Michelle Poirier Brown

Michelle Poirier Brown

poet + performer + photographer

PUBLISHER’S DECRIPTION

Donna McCart Sharkey and Arleen Paré, sisters and writers, have co-edited an anthology Don’t Tell: Family Secrets, about what may be hidden in families. For each individual, even in the same family, what is secret and what is not, may be different. In Don’t Tell: Family Secrets, fifty-nine writers tell their stories in either prose or poetry, of their own family secrets. So often, mothers bear the burden, stand over time as the keepers of these secrets, trying to keep families intact. Spanning continents, cultures, wars, belief systems, and the private lives of families, the secrets in this book range from over one hundred years ago to the present and include stories – some serious, others quirky, some resolved, and still others that remain a mystery. 

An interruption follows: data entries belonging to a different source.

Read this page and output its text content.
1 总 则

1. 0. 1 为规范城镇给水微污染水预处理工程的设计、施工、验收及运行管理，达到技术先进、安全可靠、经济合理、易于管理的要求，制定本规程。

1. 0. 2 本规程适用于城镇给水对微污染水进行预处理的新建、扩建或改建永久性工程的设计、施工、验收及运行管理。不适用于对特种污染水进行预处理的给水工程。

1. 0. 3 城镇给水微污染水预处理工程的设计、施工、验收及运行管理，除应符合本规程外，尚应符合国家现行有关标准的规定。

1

Michelle’s personal essay “Understanding My Face” about discovering her Métis heritage is published in its entirety in this anthology. An excerpt of “Understanding My Face” originally appears in You Might Be Sorry You Read This.

REVIEWS

Don’t Tell not only spills the tea about family secrets; it also delves into the conditions of their endurance in old letters and faded photos, and their revelations via DNA testing, slips of the tongue, and uncomfortable silences. This collection reminds us of the lengths families go to maintain silence, safety, or respectability, and of the courage of those who reach into that dark rain barrel of the past and draw up the truth, dripping and wriggling, into the present day. If you’ve ever discovered – or been – the family secret, Don’t Tell is the book for you.” 
–Tanis MacDonald, Professor, Department of English and Film Studies, Wilfrid Laurier University, and author of seven books, including Straggle: Adventures in Walking While Female

“A secret becomes an ugly starved thing…writes one of the authors in this compelling anthology. Co-edited by sisters Arleen Pare and Donna McCart Sharkey, tales of sadness, loss, murder, grief—even humour—emerge through poetry and story. This brave collection redefines what secrets we believe should be disclosed. With each quest, the revelation of a once toxic family secret creates a path to closure and understanding, or to continued searching. Readers may feel uneasy about the skeletons cloistered in their own lives; but, not telling is no longer an option.”
–Barbara Herringer, Ph.D. Dean, School of Health and Human Services (ret’d), Camosun College

“Family secrets breed silence and shame, for which language alone is the antidote. The stories and poems in this volume transmute shame into understanding and empathy. They will offer insight, comfort, confidence, and purpose to anyone whose family history has been scarred by mental illness, adoption, suicide, abandonment, crises of identity, or intergenerational trauma.”
— Susan Olding, author of Big Reader and Pathologies: A Life in Essays.

Published by Demeter Press Jan 2023

Michelle Poirier Brown is an internationally published poet and performer, currently living on the traditional unceeded territories of the syilx peoples, in Vernon, BC. She is nêhiyaw-iskwêw and a citizen of the Métis Nation. Her poem “Wake” won PRISM international’s Earle Birney Prize in 2019. The song cycle, “The Length of a Day” (Jeffrey Ryan, composer), premiered in 2021. Her work has appeared in Arc, CV2, The Greensboro Review, Grain, Emrys Journal, Vallum, and several anthologies. A feminist activist, Michelle won a landmark human rights case establishing reasonable accommodation in the workplace for breastfeeding women. Retired from careers as a speech writer, conflict analyst, and federal treaty negotiator, she now writes full-time, enjoys the produce of her permaculture garden, and has taken up birdwatching.